Вернуться к А.Г. Головачева, В.В. Гульченко, Ю.В. Доманский, А.Н. Зорин, В.В. Прозоров. Наследие А.П. Скафтымова и поэтика чеховской драматургии

Е.Н. Петухова. Чеховская «Чайка» в интерпретации современных авторов

Классические произведения постоянно оказывались в фокусе внимания писателей XX и теперь уже XXI века, привлекая, в том числе, и постмодернистов. Особый интерес неслучайно вызывали пьесы А.П. Чехова: единодушно признанные исследователями его универсализм, новаторство драматургического языка предопределили художественные поиски писателей вплоть до XXI века и обусловили пересечение чеховской драмы с самыми неожиданными литературными явлениями. Нет ни одной пьесы Чехова, которая не резонировала бы в современной драматургии, не подвергалась бы в той или иной форме обыгрыванию, не цитировалась бы. В своей творческой практике постмодернисты, исходя из поэтики сознательной вторичности [Эпштейн, Казин, Роднянская 1989: 228], заимствуют чеховские заглавия, сюжеты, мотивы, ситуации, образы в различных целях: от создания пастиша до переосмысления претекста и создания другого произведения из цитируемых элементов. Принцип цитатности использовали и используют не только они. В.Б. Катаев в книге «Игра в осколки», рассматривая существующие определения постмодернизма, характеризуя его мировоззренческую сущность и приемы, совершенно справедливо замечает, что наличие таких приемов «не дает оснований безусловно отнести произведение к числу постмодернистских, а его автора записать в разряд постмодернистов. Гораздо чаще мы наблюдаем взятые напрокат приемы, «повествовательные стратегии» в произведениях по духу, по сути непостмодернистских. К тому же многие из этих приемов пришли в сегодняшнее искусство и литературу из искусства и литературы недавнего прошлого — авангарда, модернизма» [Катаев 2002: 151]. Постмодернизм же как мировидение и мировоззрение имеет в своей основе представления об утрате смысла существования и деятельности человечества, о «конце истории», о мире как хаосе, об отсутствии высшей истины, о скомпрометированности идеалов и пр. Зачастую «деконструкторы» чеховских пьес демонстрируют только ставшие расхожими приемы, а не переосмысление мировоззренческой сути, — вероятно, потому, что оно и не требуется произведениям Чехова, глубоко современным по заключенному в них содержанию и по форме.
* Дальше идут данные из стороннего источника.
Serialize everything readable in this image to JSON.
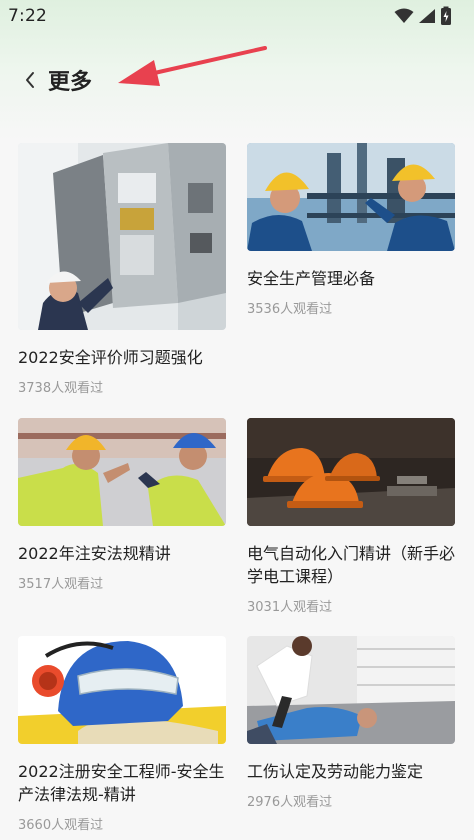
{
  "status_bar": {
    "time": "7:22",
    "icons": [
      "wifi-icon",
      "signal-icon",
      "battery-icon"
    ]
  },
  "header": {
    "back_icon": "chevron-left-icon",
    "title": "更多"
  },
  "colors": {
    "accent_arrow": "#e8414f",
    "header_gradient_top": "#dff0df",
    "background": "#f7f7f7",
    "title_text": "#222222",
    "meta_text": "#999999"
  },
  "courses": [
    {
      "title": "2022安全评价师习题强化",
      "views": "3738人观看过",
      "image": "worker-at-electrical-cabinet"
    },
    {
      "title": "安全生产管理必备",
      "views": "3536人观看过",
      "image": "engineers-in-hardhats-at-refinery"
    },
    {
      "title": "2022年注安法规精讲",
      "views": "3517人观看过",
      "image": "workers-in-safety-vests"
    },
    {
      "title": "电气自动化入门精讲（新手必学电工课程）",
      "views": "3031人观看过",
      "image": "orange-hardhats-on-table"
    },
    {
      "title": "2022注册安全工程师-安全生产法律法规-精讲",
      "views": "3660人观看过",
      "image": "blue-hardhat-goggles-earmuffs"
    },
    {
      "title": "工伤认定及劳动能力鉴定",
      "views": "2976人观看过",
      "image": "injured-worker-on-floor"
    }
  ]
}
«Чайка» чаще других пьес становилась объектом писательских и режиссерских экспериментов, она сама была экспериментальным произведением, и речь в ней шла о новых формах в искусстве, о столкновении традиции и новаторства, о понятии таланта. Написанная «вопреки всем правилам», «Чайка» имеет репутацию самой странной чеховской пьесы, дающей основания различным интерпретациям ее проблематики, персонажей и поэтики. Она на самом деле содержит некий постмодернистский посыл: прежде всего, множественность возможных причин самоубийства Треплева, кажущаяся «незавершенность» финала, отсутствие критерия положительности / отрицательности в изображении героев, отсутствие «правых» и «виноватых», организация повествования по принципу монтажного мышления — возникает большой соблазн представить персонажей, мотивы их поведения, сюжетные коллизии в ракурсе современности с помощью постмодернистских приемов.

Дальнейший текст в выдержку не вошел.